I'd like to start specializing in tile applied in kitchens and bathrooms. Are there any tiles more profitable to install as opposed to others?


----------



## Norrrrrrrrrrrrm (Jan 20, 2007)

Natural stone is usually more expensive than ceramic. Walls, back splashes and showers give a good return. Mosaics and inlays are expensive to set. If you are going to charge for make sure it looks good. Make sure you have the right trowels for different tiles, thin sets and what ever else you need.


----------



## thom (Nov 3, 2006)

Profitability is more about marketing than about a kind of tile. If you expect to make more, the customer must be willing to pay you more. That means you must market yourself. You must be better than average, or at least the customer must believe you are.

Many people will pay more for a Lexus than a Buick. Both nice cars, but people believe the Lexus is better so they will pay more, a lot more. Current studies show the Buick is actually a higher quality car. People pay more for the Lexus because they believe it's better, not necessarily because it is better. That's marketing.


----------



## Mike Finley (Apr 28, 2004)

It's my experience that tile setters make their money on two things :

#1 Is being fast to take advantage of open layouts with large square footages.

#2 Is being highly skilled to take advantage of being able to do the type of work that takes highly skilled setters.
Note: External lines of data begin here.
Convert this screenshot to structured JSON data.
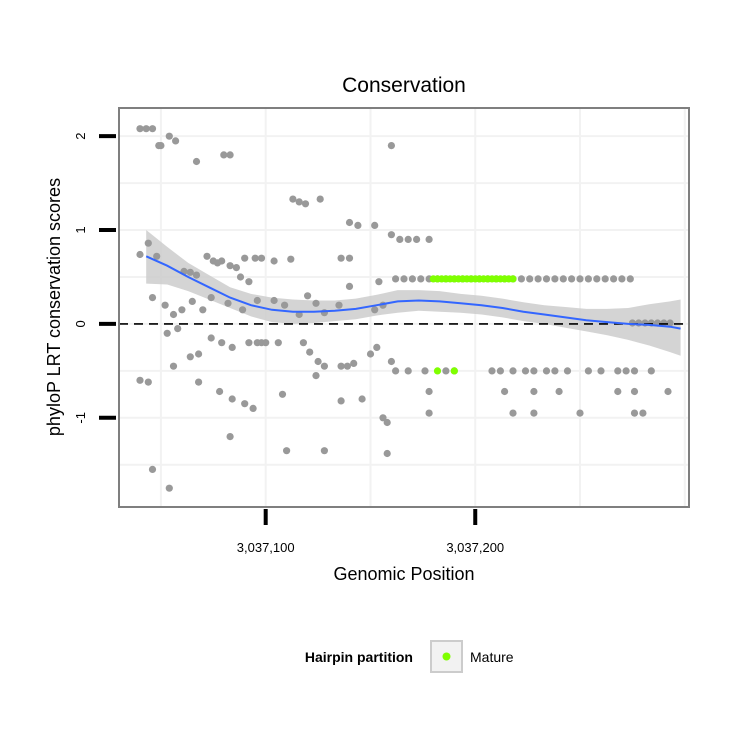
{
  "chart_data": {
    "type": "scatter",
    "title": "Conservation",
    "xlabel": "Genomic Position",
    "ylabel": "phyloP LRT conservation scores",
    "xlim": [
      3037030,
      3037302
    ],
    "ylim": [
      -1.95,
      2.3
    ],
    "x_ticks": [
      3037100,
      3037200
    ],
    "x_tick_labels": [
      "3,037,100",
      "3,037,200"
    ],
    "y_ticks": [
      -1,
      0,
      1,
      2
    ],
    "y_tick_labels": [
      "-1",
      "0",
      "1",
      "2"
    ],
    "reference_line": {
      "y": 0,
      "style": "dashed"
    },
    "grid": true,
    "legend": {
      "title": "Hairpin partition",
      "placement": "bottom",
      "entries": [
        "Mature"
      ]
    },
    "colors": {
      "points": "#999999",
      "mature": "#7fff00",
      "smooth": "#3366ff",
      "band": "#cccccc",
      "panel_border": "#7f7f7f",
      "grid": "#f2f2f2"
    },
    "series": [
      {
        "name": "",
        "color": "#999999",
        "points": [
          [
            3037040,
            2.08
          ],
          [
            3037043,
            2.08
          ],
          [
            3037046,
            2.08
          ],
          [
            3037049,
            1.9
          ],
          [
            3037050,
            1.9
          ],
          [
            3037054,
            2.0
          ],
          [
            3037057,
            1.95
          ],
          [
            3037067,
            1.73
          ],
          [
            3037080,
            1.8
          ],
          [
            3037083,
            1.8
          ],
          [
            3037113,
            1.33
          ],
          [
            3037116,
            1.3
          ],
          [
            3037119,
            1.28
          ],
          [
            3037126,
            1.33
          ],
          [
            3037140,
            1.08
          ],
          [
            3037144,
            1.05
          ],
          [
            3037152,
            1.05
          ],
          [
            3037160,
            0.95
          ],
          [
            3037164,
            0.9
          ],
          [
            3037168,
            0.9
          ],
          [
            3037172,
            0.9
          ],
          [
            3037178,
            0.9
          ],
          [
            3037160,
            1.9
          ],
          [
            3037040,
            0.74
          ],
          [
            3037044,
            0.86
          ],
          [
            3037048,
            0.72
          ],
          [
            3037072,
            0.72
          ],
          [
            3037075,
            0.67
          ],
          [
            3037079,
            0.67
          ],
          [
            3037083,
            0.62
          ],
          [
            3037086,
            0.6
          ],
          [
            3037090,
            0.7
          ],
          [
            3037095,
            0.7
          ],
          [
            3037098,
            0.7
          ],
          [
            3037104,
            0.67
          ],
          [
            3037112,
            0.69
          ],
          [
            3037136,
            0.7
          ],
          [
            3037140,
            0.7
          ],
          [
            3037061,
            0.56
          ],
          [
            3037064,
            0.55
          ],
          [
            3037067,
            0.52
          ],
          [
            3037077,
            0.65
          ],
          [
            3037088,
            0.5
          ],
          [
            3037092,
            0.45
          ],
          [
            3037096,
            0.25
          ],
          [
            3037104,
            0.25
          ],
          [
            3037109,
            0.2
          ],
          [
            3037116,
            0.1
          ],
          [
            3037120,
            0.3
          ],
          [
            3037124,
            0.22
          ],
          [
            3037128,
            0.12
          ],
          [
            3037135,
            0.2
          ],
          [
            3037140,
            0.4
          ],
          [
            3037152,
            0.15
          ],
          [
            3037154,
            0.45
          ],
          [
            3037156,
            0.2
          ],
          [
            3037046,
            0.28
          ],
          [
            3037052,
            0.2
          ],
          [
            3037056,
            0.1
          ],
          [
            3037060,
            0.15
          ],
          [
            3037065,
            0.24
          ],
          [
            3037070,
            0.15
          ],
          [
            3037074,
            0.28
          ],
          [
            3037082,
            0.22
          ],
          [
            3037089,
            0.15
          ],
          [
            3037053,
            -0.1
          ],
          [
            3037058,
            -0.05
          ],
          [
            3037064,
            -0.35
          ],
          [
            3037068,
            -0.32
          ],
          [
            3037074,
            -0.15
          ],
          [
            3037079,
            -0.2
          ],
          [
            3037084,
            -0.25
          ],
          [
            3037092,
            -0.2
          ],
          [
            3037096,
            -0.2
          ],
          [
            3037098,
            -0.2
          ],
          [
            3037100,
            -0.2
          ],
          [
            3037106,
            -0.2
          ],
          [
            3037118,
            -0.2
          ],
          [
            3037121,
            -0.3
          ],
          [
            3037125,
            -0.4
          ],
          [
            3037128,
            -0.45
          ],
          [
            3037136,
            -0.45
          ],
          [
            3037139,
            -0.45
          ],
          [
            3037142,
            -0.42
          ],
          [
            3037150,
            -0.32
          ],
          [
            3037153,
            -0.25
          ],
          [
            3037160,
            -0.4
          ],
          [
            3037040,
            -0.6
          ],
          [
            3037044,
            -0.62
          ],
          [
            3037056,
            -0.45
          ],
          [
            3037068,
            -0.62
          ],
          [
            3037078,
            -0.72
          ],
          [
            3037084,
            -0.8
          ],
          [
            3037090,
            -0.85
          ],
          [
            3037094,
            -0.9
          ],
          [
            3037108,
            -0.75
          ],
          [
            3037124,
            -0.55
          ],
          [
            3037136,
            -0.82
          ],
          [
            3037146,
            -0.8
          ],
          [
            3037156,
            -1.0
          ],
          [
            3037158,
            -1.05
          ],
          [
            3037083,
            -1.2
          ],
          [
            3037110,
            -1.35
          ],
          [
            3037128,
            -1.35
          ],
          [
            3037158,
            -1.38
          ],
          [
            3037046,
            -1.55
          ],
          [
            3037054,
            -1.75
          ],
          [
            3037162,
            0.48
          ],
          [
            3037166,
            0.48
          ],
          [
            3037170,
            0.48
          ],
          [
            3037174,
            0.48
          ],
          [
            3037178,
            0.48
          ],
          [
            3037182,
            0.48
          ],
          [
            3037186,
            0.48
          ],
          [
            3037190,
            0.48
          ],
          [
            3037194,
            0.48
          ],
          [
            3037198,
            0.48
          ],
          [
            3037202,
            0.48
          ],
          [
            3037206,
            0.48
          ],
          [
            3037210,
            0.48
          ],
          [
            3037214,
            0.48
          ],
          [
            3037218,
            0.48
          ],
          [
            3037222,
            0.48
          ],
          [
            3037226,
            0.48
          ],
          [
            3037230,
            0.48
          ],
          [
            3037234,
            0.48
          ],
          [
            3037238,
            0.48
          ],
          [
            3037242,
            0.48
          ],
          [
            3037246,
            0.48
          ],
          [
            3037250,
            0.48
          ],
          [
            3037254,
            0.48
          ],
          [
            3037258,
            0.48
          ],
          [
            3037262,
            0.48
          ],
          [
            3037266,
            0.48
          ],
          [
            3037270,
            0.48
          ],
          [
            3037274,
            0.48
          ],
          [
            3037275,
            0.01
          ],
          [
            3037278,
            0.01
          ],
          [
            3037281,
            0.01
          ],
          [
            3037284,
            0.01
          ],
          [
            3037287,
            0.01
          ],
          [
            3037290,
            0.01
          ],
          [
            3037293,
            0.01
          ],
          [
            3037162,
            -0.5
          ],
          [
            3037168,
            -0.5
          ],
          [
            3037176,
            -0.5
          ],
          [
            3037186,
            -0.5
          ],
          [
            3037190,
            -0.5
          ],
          [
            3037208,
            -0.5
          ],
          [
            3037212,
            -0.5
          ],
          [
            3037218,
            -0.5
          ],
          [
            3037224,
            -0.5
          ],
          [
            3037228,
            -0.5
          ],
          [
            3037234,
            -0.5
          ],
          [
            3037238,
            -0.5
          ],
          [
            3037244,
            -0.5
          ],
          [
            3037254,
            -0.5
          ],
          [
            3037260,
            -0.5
          ],
          [
            3037268,
            -0.5
          ],
          [
            3037272,
            -0.5
          ],
          [
            3037276,
            -0.5
          ],
          [
            3037284,
            -0.5
          ],
          [
            3037178,
            -0.72
          ],
          [
            3037214,
            -0.72
          ],
          [
            3037228,
            -0.72
          ],
          [
            3037240,
            -0.72
          ],
          [
            3037268,
            -0.72
          ],
          [
            3037276,
            -0.72
          ],
          [
            3037292,
            -0.72
          ],
          [
            3037178,
            -0.95
          ],
          [
            3037218,
            -0.95
          ],
          [
            3037228,
            -0.95
          ],
          [
            3037250,
            -0.95
          ],
          [
            3037276,
            -0.95
          ],
          [
            3037280,
            -0.95
          ]
        ]
      },
      {
        "name": "Mature",
        "color": "#7fff00",
        "points": [
          [
            3037180,
            0.48
          ],
          [
            3037182,
            0.48
          ],
          [
            3037184,
            0.48
          ],
          [
            3037186,
            0.48
          ],
          [
            3037188,
            0.48
          ],
          [
            3037190,
            0.48
          ],
          [
            3037192,
            0.48
          ],
          [
            3037194,
            0.48
          ],
          [
            3037196,
            0.48
          ],
          [
            3037198,
            0.48
          ],
          [
            3037200,
            0.48
          ],
          [
            3037202,
            0.48
          ],
          [
            3037204,
            0.48
          ],
          [
            3037206,
            0.48
          ],
          [
            3037208,
            0.48
          ],
          [
            3037210,
            0.48
          ],
          [
            3037212,
            0.48
          ],
          [
            3037214,
            0.48
          ],
          [
            3037216,
            0.48
          ],
          [
            3037218,
            0.48
          ],
          [
            3037182,
            -0.5
          ],
          [
            3037190,
            -0.5
          ]
        ]
      }
    ],
    "smooth": {
      "x": [
        3037043,
        3037053,
        3037063,
        3037073,
        3037083,
        3037093,
        3037103,
        3037113,
        3037123,
        3037133,
        3037143,
        3037153,
        3037163,
        3037173,
        3037183,
        3037193,
        3037203,
        3037213,
        3037223,
        3037233,
        3037243,
        3037253,
        3037263,
        3037273,
        3037283,
        3037293,
        3037298
      ],
      "y": [
        0.72,
        0.62,
        0.5,
        0.39,
        0.28,
        0.2,
        0.15,
        0.13,
        0.13,
        0.14,
        0.16,
        0.2,
        0.24,
        0.25,
        0.24,
        0.22,
        0.2,
        0.17,
        0.13,
        0.1,
        0.07,
        0.04,
        0.02,
        0.0,
        -0.01,
        -0.03,
        -0.05
      ],
      "lower": [
        0.43,
        0.42,
        0.35,
        0.26,
        0.17,
        0.08,
        0.02,
        0.0,
        0.01,
        0.03,
        0.05,
        0.09,
        0.12,
        0.14,
        0.13,
        0.12,
        0.1,
        0.07,
        0.03,
        0.0,
        -0.04,
        -0.08,
        -0.12,
        -0.17,
        -0.23,
        -0.3,
        -0.34
      ],
      "upper": [
        1.0,
        0.82,
        0.65,
        0.52,
        0.39,
        0.32,
        0.28,
        0.26,
        0.25,
        0.25,
        0.27,
        0.31,
        0.36,
        0.36,
        0.35,
        0.32,
        0.3,
        0.27,
        0.23,
        0.2,
        0.18,
        0.16,
        0.16,
        0.17,
        0.21,
        0.24,
        0.26
      ]
    }
  }
}
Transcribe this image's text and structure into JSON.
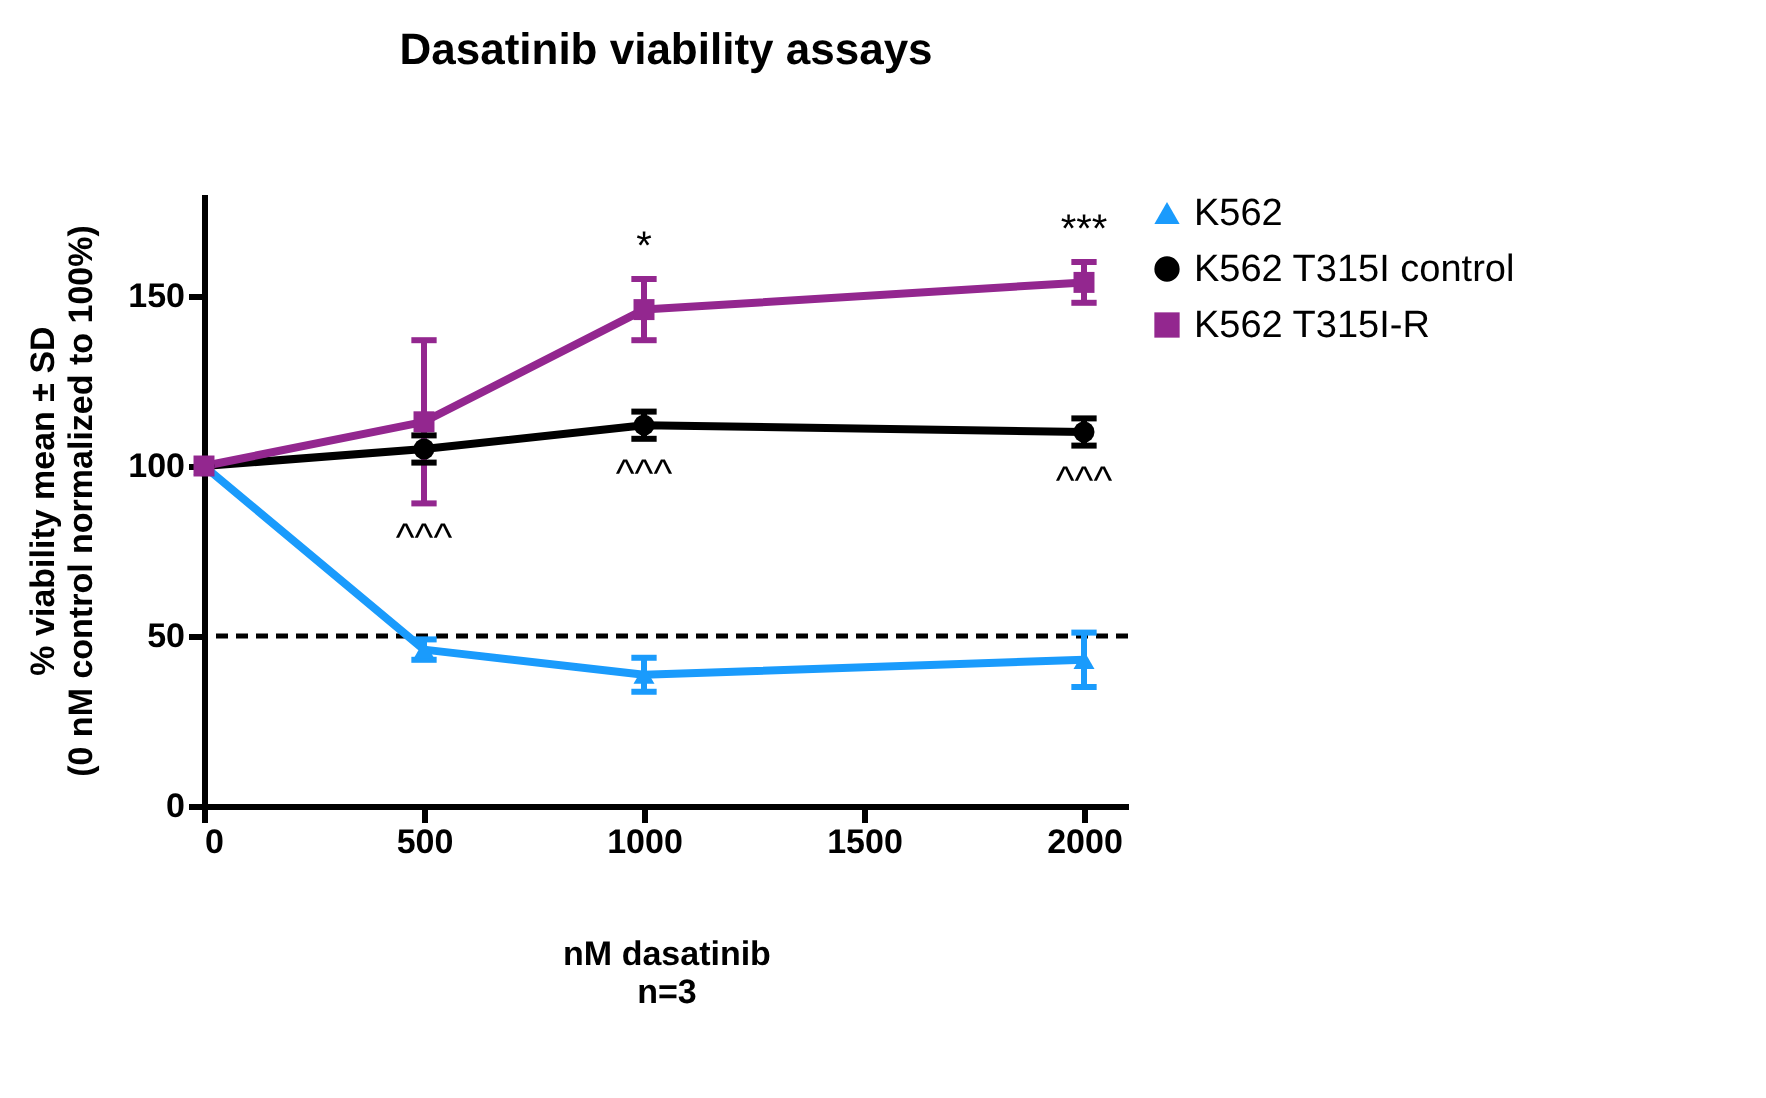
{
  "chart_data": {
    "type": "line",
    "title": "Dasatinib viability assays",
    "xlabel": "nM dasatinib",
    "ylabel": "% viability mean ± SD\n(0 nM control normalized to 100%)",
    "x": [
      0,
      500,
      1000,
      2000
    ],
    "series": [
      {
        "name": "K562",
        "color": "#1a9bfc",
        "marker": "triangle",
        "values": [
          100,
          46,
          38.6,
          43
        ],
        "errors": [
          null,
          3,
          5,
          8
        ]
      },
      {
        "name": "K562 T315I control",
        "color": "#000000",
        "marker": "circle",
        "values": [
          100,
          105,
          112,
          110
        ],
        "errors": [
          null,
          4,
          4,
          4
        ]
      },
      {
        "name": "K562 T315I-R",
        "color": "#93278f",
        "marker": "square",
        "values": [
          100,
          113,
          146,
          154
        ],
        "errors": [
          null,
          24,
          9,
          6
        ]
      }
    ],
    "xlim": [
      0,
      2100
    ],
    "xticks": [
      0,
      500,
      {
        "value": 1000,
        "label": "1000"
      },
      {
        "value": 1500,
        "label": "1500"
      },
      {
        "value": 2000,
        "label": "2000"
      }
    ],
    "ylim": [
      0,
      180
    ],
    "yticks": [
      0,
      50,
      100,
      150
    ],
    "ref_lines": [
      {
        "axis": "y",
        "value": 50,
        "color": "#000000",
        "line_style": "dashed"
      }
    ],
    "annotations": [
      {
        "text": "^^^",
        "x": 500,
        "y": 105
      },
      {
        "text": "^^^",
        "x": 1000,
        "y": 112
      },
      {
        "text": "^^^",
        "x": 2000,
        "y": 110
      },
      {
        "text": "*",
        "x": 1000,
        "y": 146
      },
      {
        "text": "***",
        "x": 2000,
        "y": 154
      },
      "n=3"
    ],
    "grid": false,
    "legend": "top right",
    "line_style": "solid"
  }
}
The long and the short is there isn't any tiles that are more profitable, I'm not a tile setter but in my opinion making money as a tile setter is absolutely no different then making money in every single other trade skill. The more skilled you are at your craft the more money you will make. 

Sorry, don't want to poop on your parade, but I don't see any free lunch out there in tile. See you in 6-10 years when you should be good enough to be making good money at tile.


----------



## Bill_Vincent (Apr 6, 2005)

Actually, there IS a a more profitable side, and that's commercial work. You may not see the same prices per square foor, but you see expansive footages that will more than make up for it in the time saved of not having to cut in as many tiles as you're setting full.

Here's the thing-- You need to really research it, first, before you jump in, for a couple of reasons. First, there will be hidden costs on many commercial contracts, such as bid bonds and completion bonds. Also, you have to take great care in not missing any details when putting together a bid. Miss a detail, and the GC will still expect you to take care of it-- on YOUR dime, because you already GAVE him a price. The other reason is that you can go as long as 45 days waiting for your money, especially on larger commercial work. Each month you have to submit an AIA requisition for payment form, and it has to be to the GC's office by a certain time on a certain day. 5 minutes late, and you're waiting ANOTHER 30 days (been there, done that!). Once you submit the form, they have 15 days to submit THEIR requisition to the the owner, who then has 30 days to make payment. After that 45 days, you then see 90% of your money (the other 10% is held as retainage, and although most contracts call for that to be held for 12 months, usually it gets released once the project is closed on). 

So believe me when I tell you-- you can make ALOT of money fast in commercial work. You can also LOSE alot of money fast.


----------